⚡ What are the four levels of visual pathway lesions?
T1: Anterior eye/outer retina/choroid; T2: Optic nerve/inner retina; T3: Optic chiasm; T4: Retrochiasmal pathway (optic tracts, radiations, visual cortex).
What kind of visual field defects occur at the optic chiasm?
Bitemporal field defects (heteronymous), respecting the vertical midline.
What kind of visual field defects occur with retrochiasmal lesions?
Homonymous field defects; the more posterior the lesion, the more congruous the defect.
⚡ What is the most common cause of chiasmal disease?
Compression of the chiasm by pituitary gland tumours.
What are the typical visual signs of chiasmal compression?
Progressive bitemporal visual field loss, possible VA reduction if macular fibres affected, colour desaturation, and sometimes diplopia from CN III/IV/VI involvement.
What is Pituitary Apoplexy?
Sudden haemorrhagic infarction of a pituitary adenoma causing severe headache, vision loss, ptosis, and ophthalmoplegia. Requires emergency admission.
What is the management for pituitary lesions compressing the chiasm?
Urgent referral for neuroimaging and surgical decompression. Regular visual field monitoring for recurrence.
⚡ What is a Pituitary Chromophobe Adenoma?
Most common tumour affecting the chiasm.
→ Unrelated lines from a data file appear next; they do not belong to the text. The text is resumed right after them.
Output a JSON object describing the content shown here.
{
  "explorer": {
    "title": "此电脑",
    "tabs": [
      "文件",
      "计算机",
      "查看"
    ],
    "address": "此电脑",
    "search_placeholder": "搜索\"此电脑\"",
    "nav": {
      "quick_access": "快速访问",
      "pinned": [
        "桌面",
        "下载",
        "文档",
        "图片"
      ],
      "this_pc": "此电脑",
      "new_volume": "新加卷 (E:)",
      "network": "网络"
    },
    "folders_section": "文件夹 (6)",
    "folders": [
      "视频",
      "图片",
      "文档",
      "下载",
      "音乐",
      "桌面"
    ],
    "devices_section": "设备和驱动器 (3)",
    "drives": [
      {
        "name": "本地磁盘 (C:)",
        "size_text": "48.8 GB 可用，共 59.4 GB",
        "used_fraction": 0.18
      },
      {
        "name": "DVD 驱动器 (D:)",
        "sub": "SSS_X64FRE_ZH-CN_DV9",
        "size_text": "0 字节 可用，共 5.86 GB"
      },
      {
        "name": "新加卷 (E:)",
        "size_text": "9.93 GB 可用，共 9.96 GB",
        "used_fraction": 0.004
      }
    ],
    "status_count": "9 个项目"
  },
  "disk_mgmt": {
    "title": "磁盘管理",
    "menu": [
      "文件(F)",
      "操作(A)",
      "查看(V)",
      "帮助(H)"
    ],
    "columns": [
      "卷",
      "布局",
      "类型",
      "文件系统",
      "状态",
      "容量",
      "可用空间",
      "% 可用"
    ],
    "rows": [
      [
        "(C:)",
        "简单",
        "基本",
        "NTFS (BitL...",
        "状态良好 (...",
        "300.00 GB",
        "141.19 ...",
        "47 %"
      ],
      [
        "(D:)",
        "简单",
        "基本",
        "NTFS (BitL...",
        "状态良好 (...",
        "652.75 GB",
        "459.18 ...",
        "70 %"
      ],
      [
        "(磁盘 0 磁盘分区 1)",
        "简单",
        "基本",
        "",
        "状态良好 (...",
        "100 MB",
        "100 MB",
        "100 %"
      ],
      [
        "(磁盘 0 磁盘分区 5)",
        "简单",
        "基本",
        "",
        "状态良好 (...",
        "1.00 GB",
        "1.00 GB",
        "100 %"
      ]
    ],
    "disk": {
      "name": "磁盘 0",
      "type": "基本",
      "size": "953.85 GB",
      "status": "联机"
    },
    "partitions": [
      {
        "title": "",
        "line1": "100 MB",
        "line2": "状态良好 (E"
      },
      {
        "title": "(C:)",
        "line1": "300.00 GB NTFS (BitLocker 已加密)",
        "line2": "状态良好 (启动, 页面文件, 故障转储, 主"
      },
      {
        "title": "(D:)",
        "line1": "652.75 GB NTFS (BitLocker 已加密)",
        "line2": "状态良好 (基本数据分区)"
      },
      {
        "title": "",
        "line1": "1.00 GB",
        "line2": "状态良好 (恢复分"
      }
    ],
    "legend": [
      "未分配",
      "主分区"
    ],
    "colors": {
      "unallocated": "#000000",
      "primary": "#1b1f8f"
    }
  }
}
Secretes prolactin → amenorrhoea, infertility, galactorrhoea in women; impotence, gynaecomastia in men.
What is a Craniopharyngioma?
Slow-growing tumour from Rathke’s pouch remnants; causes IT then ST field loss by compressing the chiasm from above and behind.
What is a Tuberculum Sellae Meningioma?
Compresses junction of optic nerve and chiasm, causing junctional scotoma.
What is a Sphenoid Ridge Meningioma?
Compresses optic nerve (ON) early if medial; later if lateral. Causes proptosis and hyperostosis.
What is a Foster Kennedy Syndrome?
Optic atrophy in one eye and papilloedema in the fellow eye due to olfactory groove meningioma.
What kind of field defect is caused by internal carotid aneurysm?
Binasal hemianopia, worse on the side of the aneurysm.
⚡ What are the main causes of retrochiasmal visual pathway disease?
Stroke (most common), brain tumour, MS, infection (TB), or vascular malformation.
What is a Wernicke Hemianopic Pupil?
Pupil light reflex absent when affected half of retina is stimulated (optic tract lesion).
What field defect results from temporal lobe (Meyer’s loop) lesion?
Contralateral superior quadrantanopia – ‘pie in the sky’.
What field defect results from parietal lobe lesion?
Contralateral inferior quadrantanopia – ‘pie on the floor’.
What lesion causes macular sparing?
Occipital cortex lesion supplied by posterior cerebral artery, with macular area supplied by middle cerebral artery.
What are key features of occipital lobe lesions?
Congruous homonymous hemianopia, macular sparing, formed visual hallucinations, Riddoch phenomenon (perceive moving but not stationary targets).
What is the management of retrochiasmal lesions?
Urgent neuroimaging and neuro-ophthalmology referral. Low vision rehabilitation for field defects.
⚡ What is the role of PPRF?
Horizontal gaze centre in pons that connects to ipsilateral CN VI nucleus and contralateral CN III via MLF for conjugate horizontal gaze.
What is the role of riMLF?
Vertical gaze centre controlling subnuclei of muscles for upgaze and downgaze.
What are supranuclear ophthalmoplegias?
Gaze palsies where voluntary eye movements (saccades, pursuit) are affected but vestibulo-ocular reflex (VOR) preserved.
⚡ What is Parinaud’s Syndrome?
Dorsal midbrain syndrome with upgaze/downgaze palsy, Collier’s sign (lid retraction), convergence-retraction nystagmus, and light-near dissociation.